What can I tell you? My tricks work, but can bring you a lot of problems, so I do not advise you to use them. But under the loyalty program, you can get several souvenirs, such as such a pen with a rubber pen for writing on the smartphone screen, such a convenient travel pillow, a 450 ml coffee glass with a lid.

This program takes into account the points you received by flying a certain number of miles. Each of the things you can get costs a certain amount of points, for example, a pillow costs 600 points. These points are also shown in the barcode of your ticket.
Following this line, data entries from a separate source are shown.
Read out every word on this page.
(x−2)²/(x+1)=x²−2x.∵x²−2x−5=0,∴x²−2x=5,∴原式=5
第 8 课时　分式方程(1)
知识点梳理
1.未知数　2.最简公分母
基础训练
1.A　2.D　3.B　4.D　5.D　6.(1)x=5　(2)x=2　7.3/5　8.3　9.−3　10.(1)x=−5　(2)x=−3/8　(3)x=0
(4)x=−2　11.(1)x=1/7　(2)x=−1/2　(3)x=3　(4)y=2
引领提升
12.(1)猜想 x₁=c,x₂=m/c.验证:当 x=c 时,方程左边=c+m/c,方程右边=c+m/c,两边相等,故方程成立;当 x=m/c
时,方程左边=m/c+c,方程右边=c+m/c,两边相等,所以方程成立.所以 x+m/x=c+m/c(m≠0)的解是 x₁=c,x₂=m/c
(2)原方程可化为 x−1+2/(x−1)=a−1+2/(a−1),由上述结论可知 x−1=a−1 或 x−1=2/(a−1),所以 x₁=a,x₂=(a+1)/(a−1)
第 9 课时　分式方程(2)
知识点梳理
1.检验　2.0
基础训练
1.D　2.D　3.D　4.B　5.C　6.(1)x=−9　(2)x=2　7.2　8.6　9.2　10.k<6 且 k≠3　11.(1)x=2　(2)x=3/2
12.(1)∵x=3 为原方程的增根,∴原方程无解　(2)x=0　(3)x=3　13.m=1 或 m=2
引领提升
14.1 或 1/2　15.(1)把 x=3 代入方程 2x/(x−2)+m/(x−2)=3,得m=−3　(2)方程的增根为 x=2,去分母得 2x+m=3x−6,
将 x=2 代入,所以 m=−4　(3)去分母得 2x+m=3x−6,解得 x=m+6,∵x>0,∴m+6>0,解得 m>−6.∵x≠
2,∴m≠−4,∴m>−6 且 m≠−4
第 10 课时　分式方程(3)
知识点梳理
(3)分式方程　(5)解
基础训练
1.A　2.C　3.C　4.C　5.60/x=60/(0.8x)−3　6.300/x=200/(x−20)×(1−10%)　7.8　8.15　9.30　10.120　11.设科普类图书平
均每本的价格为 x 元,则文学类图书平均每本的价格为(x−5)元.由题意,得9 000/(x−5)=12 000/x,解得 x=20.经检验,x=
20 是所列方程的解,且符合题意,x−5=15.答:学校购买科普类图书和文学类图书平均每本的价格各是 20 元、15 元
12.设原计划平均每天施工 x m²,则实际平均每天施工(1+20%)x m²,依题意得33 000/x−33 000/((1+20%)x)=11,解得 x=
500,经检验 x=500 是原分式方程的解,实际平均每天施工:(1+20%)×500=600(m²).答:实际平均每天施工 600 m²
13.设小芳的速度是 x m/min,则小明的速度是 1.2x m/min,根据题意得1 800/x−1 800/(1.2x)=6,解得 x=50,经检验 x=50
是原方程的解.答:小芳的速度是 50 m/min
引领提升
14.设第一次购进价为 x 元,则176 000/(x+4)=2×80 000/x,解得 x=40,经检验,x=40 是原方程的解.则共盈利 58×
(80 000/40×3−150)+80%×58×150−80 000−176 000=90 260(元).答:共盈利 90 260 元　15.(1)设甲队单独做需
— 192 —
You can earn them by simply changing the barcode data on the ticket, as if you flew to Edinboro, returned back after 3 hours and so on - I think the principle is clear to you.

To summarize:

  • the policy of privacy and confidentiality of personal information interferes with the exchange of data between airlines and airport control points;
  • several significant security measures have been implemented by IATA, but they are expensive and limited in scope;
  • the flight safety system in the USA is better developed than in Europe, where automatic gates were widely used everywhere.

Unfortunately, I did not have time to answer your questions. I want to share with you a link to the materials of my report, which will also be included in the final presentation of DEFCON on DVD.